Second, the study introduces and operationalizes the paired indicators of persistence and continuity of persistence, revealing stable high-risk clusters that would have been obscured in aggregate statistics. Mapping these clusters pinpoints where screening, early-diagnosis programs, and oncology resources should be intensified. The analysis also uncovers sex-specific disparities: malignant tumors are still more common in boys, whereas benign or uncertain neoplasms have risen faster in girls—underlining the need for sexdisaggregated monitoring and researchThird, our results underscore the strategic value of integrating spatial modelling into national cancer-control plans. Persistent hotspots should be overlaid with environmental (e.g., pollution), demographic, and genomic layers to build multidimensional risk profiles and predictive tools. Close collaboration with governmental bodies, hospital networks, and non-governmental organizations—such as Little People, Dăruiește Aripi, Renașterea, and Magicamp—will be essential for maintaining up-to-date registries and translating spatial intelligence into equitable, child-centered health policy. Fractal and complexity measure could help in understanding the relation of spatial distribution of persistence and continuity of persistence for female, male and total population. In general, FAIR (Findable, Accessible, Interoperable and Reusable) principles should address the need to ensure that treatments are accessible to all patient populations, that trial designs are ethically sound, and that the benefits of cancer research are shared equitably across different groups [42].
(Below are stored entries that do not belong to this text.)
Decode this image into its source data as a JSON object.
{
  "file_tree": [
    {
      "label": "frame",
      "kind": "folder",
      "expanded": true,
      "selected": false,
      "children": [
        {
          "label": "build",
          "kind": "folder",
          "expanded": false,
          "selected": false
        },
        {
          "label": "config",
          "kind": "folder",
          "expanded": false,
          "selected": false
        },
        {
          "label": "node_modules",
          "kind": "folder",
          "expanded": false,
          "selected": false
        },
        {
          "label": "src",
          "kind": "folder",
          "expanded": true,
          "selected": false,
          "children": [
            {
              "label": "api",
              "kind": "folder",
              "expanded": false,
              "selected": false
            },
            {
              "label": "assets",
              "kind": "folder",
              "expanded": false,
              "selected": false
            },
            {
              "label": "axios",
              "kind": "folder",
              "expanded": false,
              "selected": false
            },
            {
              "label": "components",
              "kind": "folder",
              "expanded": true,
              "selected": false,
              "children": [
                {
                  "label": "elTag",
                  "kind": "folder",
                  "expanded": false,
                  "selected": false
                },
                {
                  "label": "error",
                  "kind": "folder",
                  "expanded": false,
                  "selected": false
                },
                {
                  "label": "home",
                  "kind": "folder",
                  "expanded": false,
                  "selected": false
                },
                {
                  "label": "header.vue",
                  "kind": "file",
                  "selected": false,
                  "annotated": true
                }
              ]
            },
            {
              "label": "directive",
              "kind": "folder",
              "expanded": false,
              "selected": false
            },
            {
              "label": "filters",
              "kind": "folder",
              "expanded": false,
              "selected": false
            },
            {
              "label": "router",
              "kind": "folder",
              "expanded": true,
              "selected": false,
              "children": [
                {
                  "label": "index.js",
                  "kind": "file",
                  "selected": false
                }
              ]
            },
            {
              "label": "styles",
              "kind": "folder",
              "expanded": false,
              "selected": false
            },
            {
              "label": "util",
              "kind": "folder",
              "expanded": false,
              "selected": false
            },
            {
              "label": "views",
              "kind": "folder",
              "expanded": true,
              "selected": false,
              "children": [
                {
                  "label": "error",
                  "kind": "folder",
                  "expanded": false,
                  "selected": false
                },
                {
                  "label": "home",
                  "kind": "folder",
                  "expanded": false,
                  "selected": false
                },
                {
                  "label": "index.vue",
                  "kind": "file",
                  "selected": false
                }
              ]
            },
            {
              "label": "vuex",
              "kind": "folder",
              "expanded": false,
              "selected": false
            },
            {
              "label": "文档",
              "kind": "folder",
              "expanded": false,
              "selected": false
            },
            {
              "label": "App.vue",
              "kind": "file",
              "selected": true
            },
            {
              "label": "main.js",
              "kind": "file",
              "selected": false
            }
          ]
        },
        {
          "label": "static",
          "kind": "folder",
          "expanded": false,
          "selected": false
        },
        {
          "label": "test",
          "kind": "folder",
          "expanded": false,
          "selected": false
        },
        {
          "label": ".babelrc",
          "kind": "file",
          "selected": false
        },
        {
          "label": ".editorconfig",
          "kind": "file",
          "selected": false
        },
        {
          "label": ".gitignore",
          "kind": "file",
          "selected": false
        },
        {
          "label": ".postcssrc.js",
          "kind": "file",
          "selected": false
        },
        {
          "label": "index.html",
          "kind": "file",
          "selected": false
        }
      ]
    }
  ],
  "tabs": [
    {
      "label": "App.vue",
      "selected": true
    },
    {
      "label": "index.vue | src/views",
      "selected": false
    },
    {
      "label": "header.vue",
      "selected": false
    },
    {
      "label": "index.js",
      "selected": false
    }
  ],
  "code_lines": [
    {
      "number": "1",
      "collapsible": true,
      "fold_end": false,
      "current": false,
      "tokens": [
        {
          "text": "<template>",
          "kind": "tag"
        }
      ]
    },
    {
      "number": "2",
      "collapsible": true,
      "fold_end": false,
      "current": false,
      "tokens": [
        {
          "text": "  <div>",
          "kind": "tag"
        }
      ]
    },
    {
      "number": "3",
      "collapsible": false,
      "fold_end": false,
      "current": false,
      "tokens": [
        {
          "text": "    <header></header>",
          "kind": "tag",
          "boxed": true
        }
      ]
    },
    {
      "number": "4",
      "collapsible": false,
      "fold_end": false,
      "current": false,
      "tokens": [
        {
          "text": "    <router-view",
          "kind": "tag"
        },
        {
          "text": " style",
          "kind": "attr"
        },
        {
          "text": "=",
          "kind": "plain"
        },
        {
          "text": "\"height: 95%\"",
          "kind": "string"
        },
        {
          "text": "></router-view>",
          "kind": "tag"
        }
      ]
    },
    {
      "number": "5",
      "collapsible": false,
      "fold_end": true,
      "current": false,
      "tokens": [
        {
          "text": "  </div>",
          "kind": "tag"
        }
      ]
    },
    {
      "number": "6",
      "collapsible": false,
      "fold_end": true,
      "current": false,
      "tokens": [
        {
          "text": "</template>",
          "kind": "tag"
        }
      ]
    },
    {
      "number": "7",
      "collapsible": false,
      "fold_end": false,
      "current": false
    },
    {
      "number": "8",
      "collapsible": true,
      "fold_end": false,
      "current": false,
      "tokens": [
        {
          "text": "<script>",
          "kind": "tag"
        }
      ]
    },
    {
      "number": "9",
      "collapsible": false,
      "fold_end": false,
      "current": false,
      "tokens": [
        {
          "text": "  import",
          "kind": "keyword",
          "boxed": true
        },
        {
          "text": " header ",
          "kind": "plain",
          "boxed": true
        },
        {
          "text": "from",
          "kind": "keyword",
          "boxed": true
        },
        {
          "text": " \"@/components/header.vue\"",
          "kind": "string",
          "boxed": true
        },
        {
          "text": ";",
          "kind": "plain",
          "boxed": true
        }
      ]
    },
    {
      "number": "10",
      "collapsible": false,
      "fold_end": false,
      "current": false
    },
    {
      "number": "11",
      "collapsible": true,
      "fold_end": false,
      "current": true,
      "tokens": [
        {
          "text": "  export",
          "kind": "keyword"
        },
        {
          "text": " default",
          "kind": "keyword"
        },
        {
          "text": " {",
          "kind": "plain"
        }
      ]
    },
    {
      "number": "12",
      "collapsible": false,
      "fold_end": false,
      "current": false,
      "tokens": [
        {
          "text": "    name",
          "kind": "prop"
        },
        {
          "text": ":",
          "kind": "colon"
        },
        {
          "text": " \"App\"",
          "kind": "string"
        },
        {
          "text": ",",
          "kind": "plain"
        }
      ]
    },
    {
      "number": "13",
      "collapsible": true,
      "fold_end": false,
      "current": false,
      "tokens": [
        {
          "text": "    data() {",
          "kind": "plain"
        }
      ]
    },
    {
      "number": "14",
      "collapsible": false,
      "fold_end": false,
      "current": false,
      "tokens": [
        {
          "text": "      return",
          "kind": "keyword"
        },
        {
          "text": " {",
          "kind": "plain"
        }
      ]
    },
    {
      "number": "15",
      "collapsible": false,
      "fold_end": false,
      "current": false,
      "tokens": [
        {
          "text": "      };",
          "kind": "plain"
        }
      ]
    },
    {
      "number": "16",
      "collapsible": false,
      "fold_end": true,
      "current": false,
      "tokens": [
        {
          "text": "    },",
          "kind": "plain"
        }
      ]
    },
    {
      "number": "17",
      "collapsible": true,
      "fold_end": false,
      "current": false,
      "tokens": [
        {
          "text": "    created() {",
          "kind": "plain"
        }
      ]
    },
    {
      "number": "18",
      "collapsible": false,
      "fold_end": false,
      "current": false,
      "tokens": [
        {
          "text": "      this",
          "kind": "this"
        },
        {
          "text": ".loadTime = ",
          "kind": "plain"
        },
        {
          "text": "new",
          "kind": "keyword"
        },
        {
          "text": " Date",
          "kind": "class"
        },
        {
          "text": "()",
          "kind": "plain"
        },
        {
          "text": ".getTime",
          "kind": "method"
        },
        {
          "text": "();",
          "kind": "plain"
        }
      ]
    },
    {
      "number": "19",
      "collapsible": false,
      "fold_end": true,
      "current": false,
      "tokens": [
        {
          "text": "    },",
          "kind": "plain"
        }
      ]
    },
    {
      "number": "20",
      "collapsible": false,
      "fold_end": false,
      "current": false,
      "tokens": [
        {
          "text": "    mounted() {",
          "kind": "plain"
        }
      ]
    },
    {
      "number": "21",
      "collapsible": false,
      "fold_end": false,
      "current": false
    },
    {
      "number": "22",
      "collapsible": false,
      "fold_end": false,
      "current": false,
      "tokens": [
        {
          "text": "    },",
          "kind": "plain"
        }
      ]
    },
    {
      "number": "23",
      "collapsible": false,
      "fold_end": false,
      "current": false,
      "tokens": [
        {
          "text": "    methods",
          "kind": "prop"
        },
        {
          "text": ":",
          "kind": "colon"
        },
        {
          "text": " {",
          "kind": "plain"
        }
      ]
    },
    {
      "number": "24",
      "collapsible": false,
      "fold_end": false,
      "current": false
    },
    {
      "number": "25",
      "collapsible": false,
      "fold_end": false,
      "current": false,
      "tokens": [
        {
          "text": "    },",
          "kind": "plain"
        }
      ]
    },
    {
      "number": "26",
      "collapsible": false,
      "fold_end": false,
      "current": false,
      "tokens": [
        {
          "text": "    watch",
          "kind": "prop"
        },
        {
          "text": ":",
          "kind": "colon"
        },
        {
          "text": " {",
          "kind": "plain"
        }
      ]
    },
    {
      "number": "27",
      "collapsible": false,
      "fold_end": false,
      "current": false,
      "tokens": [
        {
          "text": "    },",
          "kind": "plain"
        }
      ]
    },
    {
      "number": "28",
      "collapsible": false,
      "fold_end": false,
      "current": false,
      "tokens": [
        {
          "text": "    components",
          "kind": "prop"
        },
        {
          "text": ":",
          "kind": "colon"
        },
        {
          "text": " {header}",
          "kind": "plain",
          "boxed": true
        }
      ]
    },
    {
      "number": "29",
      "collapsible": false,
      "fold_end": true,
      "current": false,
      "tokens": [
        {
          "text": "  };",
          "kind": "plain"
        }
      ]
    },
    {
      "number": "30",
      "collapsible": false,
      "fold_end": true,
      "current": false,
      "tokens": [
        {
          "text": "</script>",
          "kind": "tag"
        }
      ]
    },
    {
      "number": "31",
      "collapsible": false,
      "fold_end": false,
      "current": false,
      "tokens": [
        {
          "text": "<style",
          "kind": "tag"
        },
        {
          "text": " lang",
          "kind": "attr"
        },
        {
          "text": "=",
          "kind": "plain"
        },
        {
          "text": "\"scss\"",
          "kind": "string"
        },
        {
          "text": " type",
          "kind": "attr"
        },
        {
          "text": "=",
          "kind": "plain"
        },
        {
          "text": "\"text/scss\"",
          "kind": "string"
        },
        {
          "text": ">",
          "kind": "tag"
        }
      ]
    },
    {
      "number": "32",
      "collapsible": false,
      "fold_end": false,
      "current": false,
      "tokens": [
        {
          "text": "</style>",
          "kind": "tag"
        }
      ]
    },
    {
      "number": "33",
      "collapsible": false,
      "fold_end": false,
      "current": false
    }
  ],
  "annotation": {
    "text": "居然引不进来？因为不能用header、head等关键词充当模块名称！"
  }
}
In summary, while Romania has made progress in reducing the overall burden of pediatric cancer, geographically persistent pockets of elevated risk remain.
Author Contributions
Conceptualization, I.D.N.; methodology, H.F.J., I.A., I.D.N. and H.A.; software, I.A., I.D.N. and H.A.; validation, H.F.J. and M.R.; formal analysis, A.K.G. and I.L.; investigation, D.P., H.A. and I.L.; resources, I.D.N.; data curation, I.D.N.; writing—original draft preparation, I.D.N. and D.P.; visualization, I.D.N.; supervision, M.R. and I.D.N.; project administration, D.P. and A.K.G.; writing—review and editing, I.D.N., I.L. and I.A. All authors have read and agreed to the published version of the manuscript.
Funding
This research received support from multiple funding sources. It was backed by a grant from the Romanian Ministry of Education and Research, CNCS—UEFISCDI, under project number PN-III-P4-ID-PCE-2020-1076, within the framework of PNCDI III. Additionally, it was supported by a grant from the Ministry of Research, Innovation and Digitization, CNCS/CCCDI-UEFISCDI, project number PN-III-P2-2.1-SOL-2021-0084, also within PNCDI III. Furthermore, two grants from the University of Bucharest, Romania, were awarded, with project numbers 10680 UB and 10681 UB.
Institutional Review Board Statement
Not applicable.
Informed Consent Statement
Not applicable.
Data Availability Statement
The data presented in this study are available on request from the corresponding author. The data are not publicly available due to privacy.
Conflicts of Interest
The authors declare no conflicts of interest.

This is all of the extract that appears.